Initially, the movement consisted of only a small number of genetically true Terrans, but as the troubles grew (and financial support multiplied) large numbers of essentially nostalgic and reactionary movements formed and the Solomani gained numerous supporters. The movement was at its height immediately after the Civil War (604 to 622) and completely dominated the inner circles of the court advisers to the Empress Arbellatra.

The assumption of the throne by Zhakirov in 666 marked a turning point for the movement. Zhakirov early made clear his rejection of the Solomani Movement's basic positions and began bringing in advisers, first of Solomani descent but not in sympathy with the movement, and later Vilani nobles. Zhakirov's final break with the movement came when he chose Antiama as his bride, thus guaranteeing an heir of mixed Vilani and Solomani stock, and banished the majority of his Solomani Movement advisers from court. To placate the more vocal of the Solomani spokesmen, the Solomani Autonomous Region (or the Solomani Sphere) was formed in 704. Effectively, the Imperium turned its back on its rimward fringes for nearly two centuries and allowed the region to develop independently. Trade continued; technological exchanges continued; even taxes continued. The major thrust of the Imperium, however, was to spinward.

In the mid-900's, Empress Margaret turned her attention to the Solomani in response to appeals from several client-worlds within the sphere. The reports indicated that the Solomani were perhaps too overbearing in their own superiority. Authority was concentrated in a few highly placed, genetically true Terrans, with a general disregard for the basic equality of the races. Margaret II, by proclamation in 940, declared the Solomani Autonomous Region dissolved, and reintegrated it into the Imperium. The Solomani resisted. Initially, the Imperium resorted to diplomacy and bureaucracy to reabsorb scattered worlds into the Imperial mainstream. Ultimately, however, the worlds which had been added to the Sphere since 704 confronted the Imperium with their desire to remain both outside the Imperium and within the influence of Sol. The result was the Solomani Rim War (990 to 1002), an Imperial attempt by more forceful means to make the reintegration stick.

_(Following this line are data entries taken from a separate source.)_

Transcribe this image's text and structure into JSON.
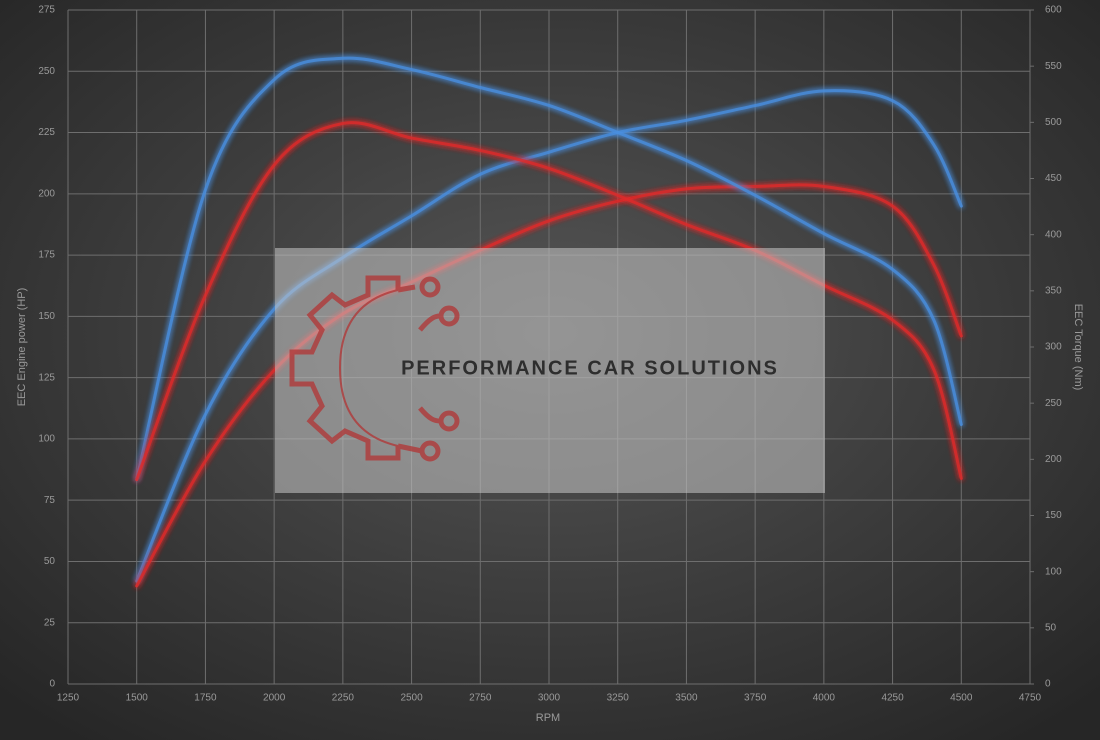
{
  "chart_data": {
    "type": "line",
    "x_label": "RPM",
    "y_label": "EEC Engine power (HP)",
    "y2_label": "EEC Torque (Nm)",
    "watermark": "PERFORMANCE CAR SOLUTIONS",
    "x": [
      1500,
      1750,
      2000,
      2250,
      2500,
      2750,
      3000,
      3250,
      3500,
      3750,
      4000,
      4250,
      4400,
      4500
    ],
    "series": [
      {
        "color": "#4a8fe0",
        "values": [
          42,
          110,
          153,
          174,
          191,
          208,
          217,
          225,
          230,
          236,
          242,
          238,
          220,
          195
        ]
      },
      {
        "color": "#e02a2a",
        "values": [
          40,
          91,
          128,
          151,
          164,
          177,
          189,
          197,
          202,
          203,
          203,
          195,
          171,
          142
        ]
      },
      {
        "color": "#4a8fe0",
        "axis": "y2",
        "values": [
          182,
          440,
          538,
          557,
          547,
          531,
          515,
          491,
          466,
          435,
          401,
          369,
          324,
          231
        ]
      },
      {
        "color": "#e02a2a",
        "axis": "y2",
        "values": [
          182,
          346,
          462,
          499,
          486,
          475,
          459,
          435,
          409,
          386,
          355,
          324,
          280,
          183
        ]
      }
    ],
    "xlim": [
      1250,
      4750
    ],
    "xticks": [
      1250,
      1500,
      1750,
      2000,
      2250,
      2500,
      2750,
      3000,
      3250,
      3500,
      3750,
      4000,
      4250,
      4500,
      4750
    ],
    "ylim": [
      0,
      275
    ],
    "yticks": [
      0,
      25,
      50,
      75,
      100,
      125,
      150,
      175,
      200,
      225,
      250,
      275
    ],
    "y2lim": [
      0,
      600
    ],
    "y2ticks": [
      0,
      50,
      100,
      150,
      200,
      250,
      300,
      350,
      400,
      450,
      500,
      550,
      600
    ],
    "grid": true
  }
}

Exhausted, however, by the Third Frontier War (979 to 986), the Imperium was unable to complete the process. When in 1002 Imperial forces recaptured Terra after a long and costly ground and space campaign, both sides were willing to accept an armistice based on the status quo. No treaty was ever signed and the cease fire line has become the de facto border with occasional border incidents on a fairly regular basis since. A total of about 25% of the old Solomani Autonomous Region was reintegrated at the time of the cease fire.

Today in the Imperial area of the Solomani Rim, Solomani agitation is widespread, and wherever political freedom is tolerated there is generally at least one (and sometimes several rival) Solomani Parties. The Solomani Movement itself is fragmented, with hardliners adhering to a rigid belief in Solomani supremacy and sole fitness to rule the Imperium while more moderate forces work toward independence of the old Solomani Autonomous Region from the Imperium, presumably to join those worlds currently comprising the Solomani Sphere.